- Location: Makalkandi, Habiganj, Sylhet, East Pakistan
- Date: 18 August 1971 9 a.m. (UTC+6:00)
- Target: Bengali Hindus
- Attack type: Burst fire, mass murder, massacre
- Weapons: Machine guns
- Deaths: More than 100
- Injured: 40
- Perpetrators: Pakistani Army, Razakars

= Makalkandi massacre =

Bangladesh 18 August 1971

Makalkandi massacre (মাকালকান্দি হত্যাকান্ড) was a massacre of over 40 Bengali Hindus of the Makalkandi village in the Habiganj Sub-division of undivided Sylhet district of East Pakistan by the Pakistani army on 18 August 1971.

== Background ==
Makalkandi village is located in the Baniachang Upazila of Habiganj District of Sylhet Division in present-day Bangladesh. In 1971, Habiganj was a sub-division in the Sylhet district and Baniachang was the largest village in Asia. To the north west of Baniachang is a haor encompassing a landmass 7 miles from north to south and 5 miles in east west, comprising an area of approximately 35 square miles. Within the landmass lay the village of Makalkandi, a Hindu village with a population of around 1,500. Though it had one only primary school, the literacy rate was as high as 35%. There were doctors, engineers and professors from this village. It was an economically prosperous village. There was not a single thatched hut in the village.

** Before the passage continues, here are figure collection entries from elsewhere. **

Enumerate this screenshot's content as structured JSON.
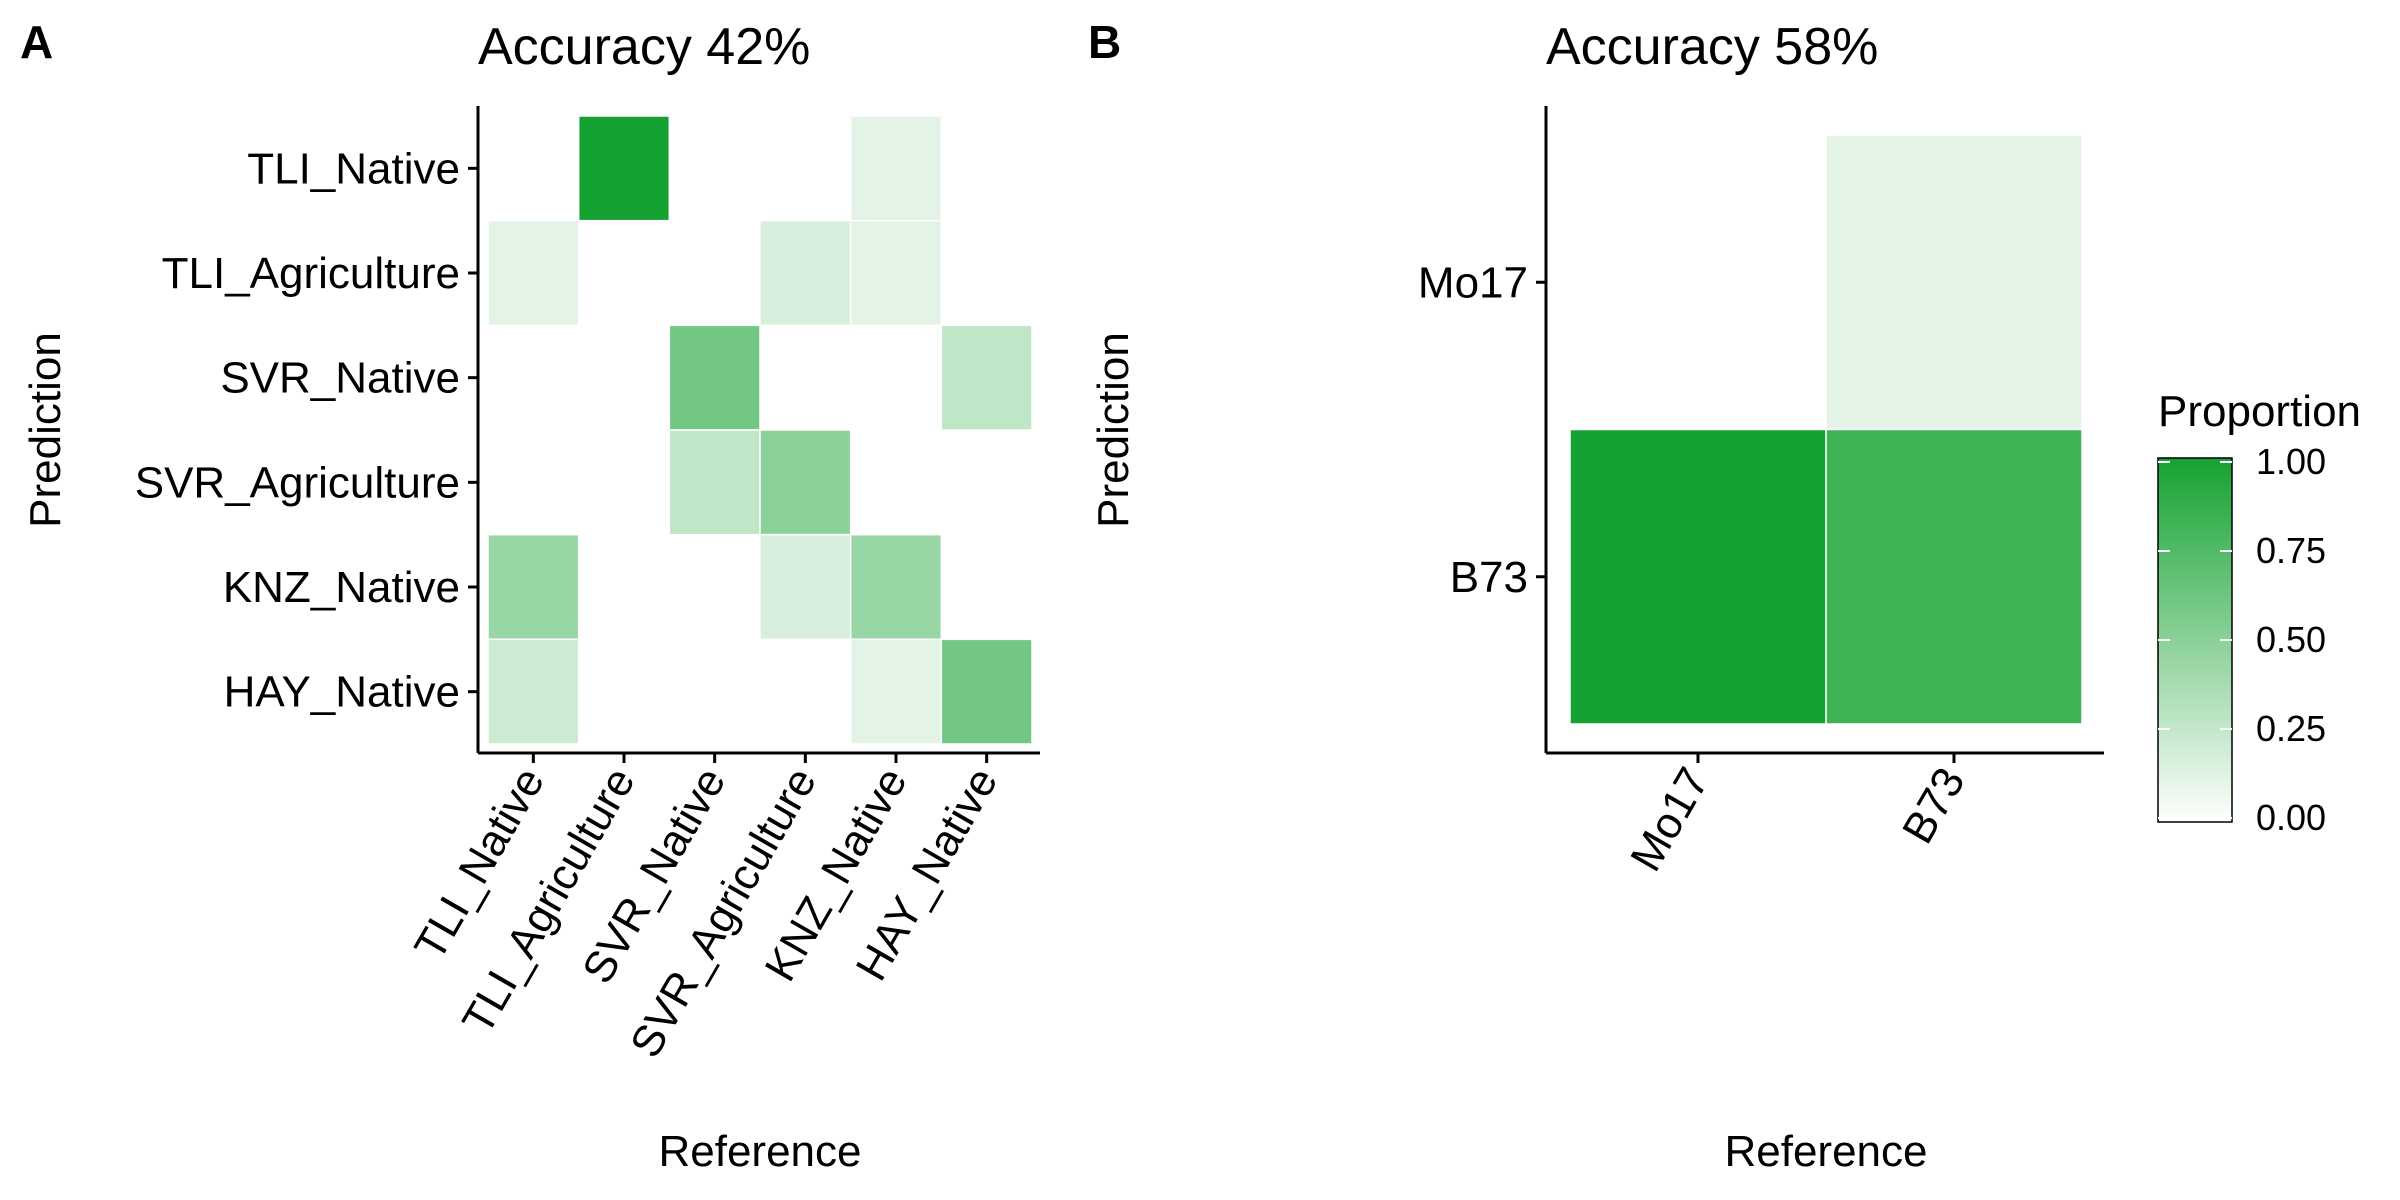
{
  "chart_data": [
    {
      "panel_label": "A",
      "type": "heatmap",
      "title": "Accuracy 42%",
      "xlabel": "Reference",
      "ylabel": "Prediction",
      "x_categories": [
        "TLI_Native",
        "TLI_Agriculture",
        "SVR_Native",
        "SVR_Agriculture",
        "KNZ_Native",
        "HAY_Native"
      ],
      "y_categories": [
        "TLI_Native",
        "TLI_Agriculture",
        "SVR_Native",
        "SVR_Agriculture",
        "KNZ_Native",
        "HAY_Native"
      ],
      "values": [
        [
          0.0,
          1.0,
          0.0,
          0.0,
          0.12,
          0.0
        ],
        [
          0.12,
          0.0,
          0.0,
          0.17,
          0.12,
          0.0
        ],
        [
          0.0,
          0.0,
          0.6,
          0.0,
          0.0,
          0.27
        ],
        [
          0.0,
          0.0,
          0.27,
          0.5,
          0.0,
          0.0
        ],
        [
          0.44,
          0.0,
          0.0,
          0.17,
          0.44,
          0.0
        ],
        [
          0.22,
          0.0,
          0.0,
          0.0,
          0.12,
          0.6
        ]
      ]
    },
    {
      "panel_label": "B",
      "type": "heatmap",
      "title": "Accuracy 58%",
      "xlabel": "Reference",
      "ylabel": "Prediction",
      "x_categories": [
        "Mo17",
        "B73"
      ],
      "y_categories": [
        "Mo17",
        "B73"
      ],
      "values": [
        [
          0.0,
          0.12
        ],
        [
          1.0,
          0.83
        ]
      ]
    }
  ],
  "legend": {
    "title": "Proportion",
    "ticks": [
      "1.00",
      "0.75",
      "0.50",
      "0.25",
      "0.00"
    ],
    "low_color": "#ffffff",
    "high_color": "#16a232",
    "range": [
      0,
      1
    ]
  }
}
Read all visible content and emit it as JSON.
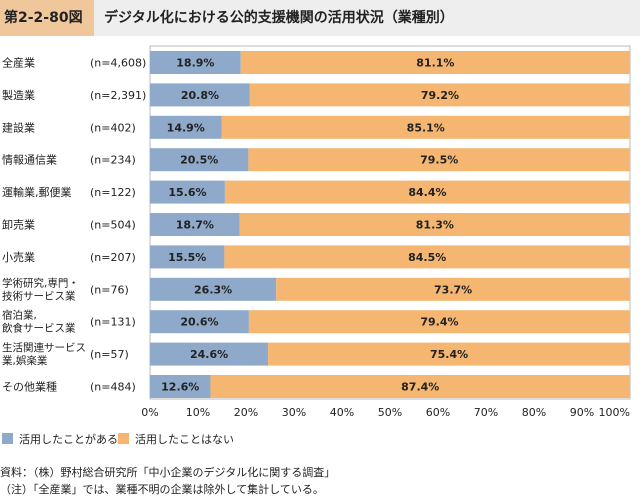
{
  "figure": {
    "number": "第2-2-80図",
    "title": "デジタル化における公的支援機関の活用状況（業種別）"
  },
  "chart_data": {
    "type": "bar",
    "orientation": "horizontal",
    "stacked": true,
    "percent_stacked": true,
    "categories": [
      {
        "lines": [
          "全産業"
        ],
        "n": "(n=4,608)"
      },
      {
        "lines": [
          "製造業"
        ],
        "n": "(n=2,391)"
      },
      {
        "lines": [
          "建設業"
        ],
        "n": "(n=402)"
      },
      {
        "lines": [
          "情報通信業"
        ],
        "n": "(n=234)"
      },
      {
        "lines": [
          "運輸業,郵便業"
        ],
        "n": "(n=122)"
      },
      {
        "lines": [
          "卸売業"
        ],
        "n": "(n=504)"
      },
      {
        "lines": [
          "小売業"
        ],
        "n": "(n=207)"
      },
      {
        "lines": [
          "学術研究,専門・",
          "技術サービス業"
        ],
        "n": "(n=76)"
      },
      {
        "lines": [
          "宿泊業,",
          "飲食サービス業"
        ],
        "n": "(n=131)"
      },
      {
        "lines": [
          "生活関連サービス",
          "業,娯楽業"
        ],
        "n": "(n=57)"
      },
      {
        "lines": [
          "その他業種"
        ],
        "n": "(n=484)"
      }
    ],
    "series": [
      {
        "name": "活用したことがある",
        "color": "#8ea9c9",
        "values": [
          18.9,
          20.8,
          14.9,
          20.5,
          15.6,
          18.7,
          15.5,
          26.3,
          20.6,
          24.6,
          12.6
        ]
      },
      {
        "name": "活用したことはない",
        "color": "#f5b672",
        "values": [
          81.1,
          79.2,
          85.1,
          79.5,
          84.4,
          81.3,
          84.5,
          73.7,
          79.4,
          75.4,
          87.4
        ]
      }
    ],
    "value_suffix": "%",
    "xlim": [
      0,
      100
    ],
    "xticks": [
      "0%",
      "10%",
      "20%",
      "30%",
      "40%",
      "50%",
      "60%",
      "70%",
      "80%",
      "90%",
      "100%"
    ],
    "legend_position": "bottom-left",
    "grid": false
  },
  "notes": {
    "source": "資料：（株）野村総合研究所「中小企業のデジタル化に関する調査」",
    "note": "（注）「全産業」では、業種不明の企業は除外して集計している。"
  }
}
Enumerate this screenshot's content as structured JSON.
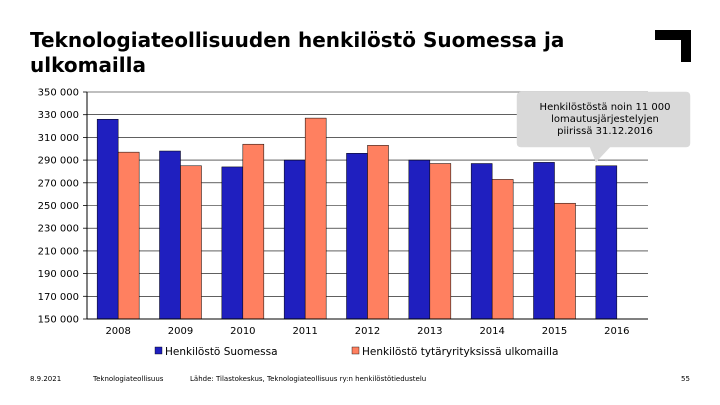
{
  "slide": {
    "title": "Teknologiateollisuuden henkilöstö  Suomessa ja\nulkomailla",
    "footer_date": "8.9.2021",
    "footer_org": "Teknologiateollisuus",
    "footer_source": "Lähde: Tilastokeskus, Teknologiateollisuus ry:n henkilöstötiedustelu",
    "page_number": "55"
  },
  "colors": {
    "finland": "#1f1fbf",
    "abroad": "#ff8060",
    "callout_bg": "#d9d9d9",
    "grid": "#000000"
  },
  "chart_data": {
    "type": "bar",
    "categories": [
      "2008",
      "2009",
      "2010",
      "2011",
      "2012",
      "2013",
      "2014",
      "2015",
      "2016"
    ],
    "series": [
      {
        "name": "Henkilöstö Suomessa",
        "values": [
          326000,
          298000,
          284000,
          290000,
          296000,
          290000,
          287000,
          288000,
          285000
        ]
      },
      {
        "name": "Henkilöstö tytäryrityksissä ulkomailla",
        "values": [
          297000,
          285000,
          304000,
          327000,
          303000,
          287000,
          273000,
          252000,
          null
        ]
      }
    ],
    "ylim": [
      150000,
      350000
    ],
    "ytick_step": 20000,
    "ytick_labels": [
      "150 000",
      "170 000",
      "190 000",
      "210 000",
      "230 000",
      "250 000",
      "270 000",
      "290 000",
      "310 000",
      "330 000",
      "350 000"
    ],
    "grid": true,
    "legend_position": "bottom",
    "annotation": {
      "lines": [
        "Henkilöstöstä noin 11 000",
        "lomautusjärjestelyjen",
        "piirissä  31.12.2016"
      ],
      "target_category": "2016"
    }
  }
}
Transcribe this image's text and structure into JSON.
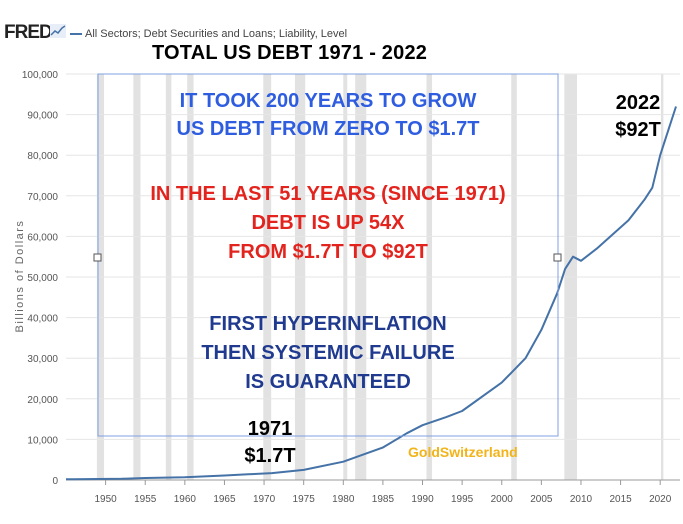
{
  "header": {
    "logo": "FRED",
    "series_label": "All Sectors; Debt Securities and Loans; Liability, Level"
  },
  "chart_data": {
    "type": "line",
    "title": "TOTAL US DEBT 1971 - 2022",
    "ylabel": "Billions of Dollars",
    "xlabel": "",
    "ylim": [
      0,
      100000
    ],
    "xlim": [
      1945,
      2022.5
    ],
    "yticks": [
      0,
      10000,
      20000,
      30000,
      40000,
      50000,
      60000,
      70000,
      80000,
      90000,
      100000
    ],
    "ytick_labels": [
      "0",
      "10,000",
      "20,000",
      "30,000",
      "40,000",
      "50,000",
      "60,000",
      "70,000",
      "80,000",
      "90,000",
      "100,000"
    ],
    "xticks": [
      1950,
      1955,
      1960,
      1965,
      1970,
      1975,
      1980,
      1985,
      1990,
      1995,
      2000,
      2005,
      2010,
      2015,
      2020
    ],
    "recessions": [
      [
        1948.9,
        1949.8
      ],
      [
        1953.5,
        1954.4
      ],
      [
        1957.6,
        1958.3
      ],
      [
        1960.3,
        1961.1
      ],
      [
        1969.9,
        1970.9
      ],
      [
        1973.9,
        1975.2
      ],
      [
        1980.0,
        1980.5
      ],
      [
        1981.5,
        1982.9
      ],
      [
        1990.5,
        1991.2
      ],
      [
        2001.2,
        2001.9
      ],
      [
        2007.9,
        2009.5
      ],
      [
        2020.1,
        2020.4
      ]
    ],
    "series": [
      {
        "color": "#4572a7",
        "x": [
          1945,
          1946,
          1952,
          1955,
          1960,
          1965,
          1968,
          1971,
          1975,
          1980,
          1985,
          1988,
          1990,
          1993,
          1995,
          2000,
          2003,
          2005,
          2007,
          2008,
          2009,
          2010,
          2012,
          2014,
          2016,
          2018,
          2019,
          2020,
          2021,
          2022
        ],
        "y": [
          200,
          200,
          300,
          500,
          700,
          1100,
          1400,
          1700,
          2500,
          4500,
          8000,
          11500,
          13500,
          15500,
          17000,
          24000,
          30000,
          37000,
          46000,
          52000,
          55000,
          54000,
          57000,
          60500,
          64000,
          69000,
          72000,
          80000,
          86000,
          92000
        ]
      }
    ],
    "annotations": {
      "end_year": "2022",
      "end_value": "$92T",
      "start_year": "1971",
      "start_value": "$1.7T"
    }
  },
  "overlay": {
    "blue_lines": [
      "IT TOOK 200 YEARS TO GROW",
      "US DEBT FROM ZERO TO $1.7T"
    ],
    "red_lines": [
      "IN THE LAST 51 YEARS (SINCE 1971)",
      "DEBT IS UP 54X",
      "FROM $1.7T TO $92T"
    ],
    "navy_lines": [
      "FIRST HYPERINFLATION",
      "THEN SYSTEMIC FAILURE",
      "IS GUARANTEED"
    ]
  },
  "watermark": "GoldSwitzerland",
  "colors": {
    "line": "#4572a7",
    "recession": "#e2e2e2",
    "grid": "#e6e6e6",
    "selection_box": "#7fa0e0",
    "blue_text": "#2f5de0",
    "red_text": "#e3231d",
    "navy_text": "#1f3a8f",
    "watermark": "#f2b418"
  }
}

During the Liberation War, the residents of Makalkandi felt themselves safe in their village which was surrounded on all the sides by the haor acting as a natural fortification. Therefore, they did not leave for India. Even local M.P.A. Gopal Krishna Maharatna sent his family to Makalkandi for safety. Many Hindus from the neighbouring villages also took refuge in Makalkandi. However, Syed Fazlul Haque of Baniachang village joined the Razakars and collaborated with the Pakistani army. On 17 August a meeting was held between the Pakistani army and the collaborators, where Haque instigated the Pakistani army to attack Makalkandi.

== Events ==
On 18 August, very early in the morning, a contingent of the Pakistani army led by Major Durrani proceeded towards Makalkandi in boats. He was accompanied by police officer Zainal Abedin and local Syed Fazlul Haque. At around 9 a.m. they reached the village of Makalkandi. It was the day of Vishahari Puja. The villagers were making arrangements for the puja. In the century-old Chandi mandap in the western part of the village, the devotees were washing and polishing the brass images. Young children were collecting flowers for worship. Suddenly, the Pakistani soldiers opened fire from the boats. The villagers ran wherever they could. Many of them dived into the Suta river. The Pakistani army alighted from the boats and went towards the Chandi mandapa. They caught hold of twelve villagers and made them stand in a line in front from the Chandi mandap. Eleven were shot to death, while the twelfth Kangsa Mohan Das survived the massacre with four bullet wounds. Subsequently, the Pakistani army combed the entire village and shot dead scores of people. The bodies were disposed of in the Suta river. Around 40 persons managed to escape with injuries. Though they succeeded in reaching India, the majority of them succumbed to their injuries. Women were raped and the entire village was looted by the Razakars. The entire village was doused with petrol and set on fire.

== Memorial ==
In 2008, Nure Alam Siddiqui, the then Upazila Nirbahi Officer of Habiganj Upazila set up a memorial on the 37th anniversary of the massacre. The memorial lists the names of 78 victims who died in the massacre.